Professor Michael Good from Griffith University's Institute for Glycomics said the reason for the "uptick" was not clear.

"It doesn't seem to be a novel strain that's circulating, it's not unique to Australia, my colleagues are seeing it in Canada and in the United Kingdom," he said.

"It may be due to the fact that we're seeing more other viral infections, which together with strep can make it a much more serious condition," Professor Good said.

In December 2022, the World Health Organization said countries including the United Kingdom, France, Ireland, Sweden and the Netherlands had reported an increase in iGAS and scarlet fever cases.

The UK Health Security Agency said between September 2022 and January 2023 it recorded 151 deaths in England from iGAS, including 29 children under the age of 18.

England had 35,616 notifications of scarlet fever during the same time period.

Professor Good said "the world is a global village" and iGAS and scarlet fever cases could rise in Australia heading towards this winter.

Long held hope for a vaccine

Group A streptococcus also causes rheumatic heart disease, which can lead to heart failure and strokes.

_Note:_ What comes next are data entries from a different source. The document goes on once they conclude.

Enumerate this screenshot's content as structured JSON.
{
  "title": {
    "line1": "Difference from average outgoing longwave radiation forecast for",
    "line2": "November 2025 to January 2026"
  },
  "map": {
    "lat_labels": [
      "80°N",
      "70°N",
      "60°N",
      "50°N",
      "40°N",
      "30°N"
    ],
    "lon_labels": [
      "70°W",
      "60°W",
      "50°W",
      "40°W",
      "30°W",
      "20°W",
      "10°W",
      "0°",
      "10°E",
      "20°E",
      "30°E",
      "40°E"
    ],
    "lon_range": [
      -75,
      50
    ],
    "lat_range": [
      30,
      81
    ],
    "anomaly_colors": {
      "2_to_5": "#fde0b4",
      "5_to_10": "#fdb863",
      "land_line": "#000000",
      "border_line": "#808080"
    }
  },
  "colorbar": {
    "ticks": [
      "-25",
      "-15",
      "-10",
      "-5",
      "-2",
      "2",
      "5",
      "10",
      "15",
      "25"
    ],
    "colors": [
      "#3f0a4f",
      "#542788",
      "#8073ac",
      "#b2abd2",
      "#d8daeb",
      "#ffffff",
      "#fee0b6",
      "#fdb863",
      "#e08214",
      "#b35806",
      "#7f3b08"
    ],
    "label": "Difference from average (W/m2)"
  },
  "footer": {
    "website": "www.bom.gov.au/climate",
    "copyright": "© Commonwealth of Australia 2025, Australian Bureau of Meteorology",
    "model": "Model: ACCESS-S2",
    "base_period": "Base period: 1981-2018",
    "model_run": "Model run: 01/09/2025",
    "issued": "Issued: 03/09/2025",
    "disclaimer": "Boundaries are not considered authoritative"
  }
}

Professor Good said it had been a decades-long aim of his team to eradicate rheumatic heart disease, which thrives in areas of social disadvantage and disproportionately affects First Nations people, largely due to overcrowding.

"Our Indigenous population have the highest rates of rheumatic heart disease in the world and it's always caused by streptococcal infection, no other infection causes rheumatic heart disease," he said.

"So, if we can stop the streptococcal infection by a vaccination we'll prevent all cases of rheumatic heart disease."

The vaccine and immunology expert said Griffith University is starting a phase one vaccine trial in adults in Canada.

If the vaccine proves safe and effective, the goal is to trial it in younger age groups.

"We would see ultimately a vaccine being given to pre-school aged children to prevent tonsilitis and the consequences such as invasive strep disease in that population," he said.

Dr Irwin also highlighted the scourge of group A streptococcus infections in First Nations communities.

"It's really important for us in Queensland and other parts of Australia that we recognise the burden that group A streptococcus continues to cause in those communities," he said.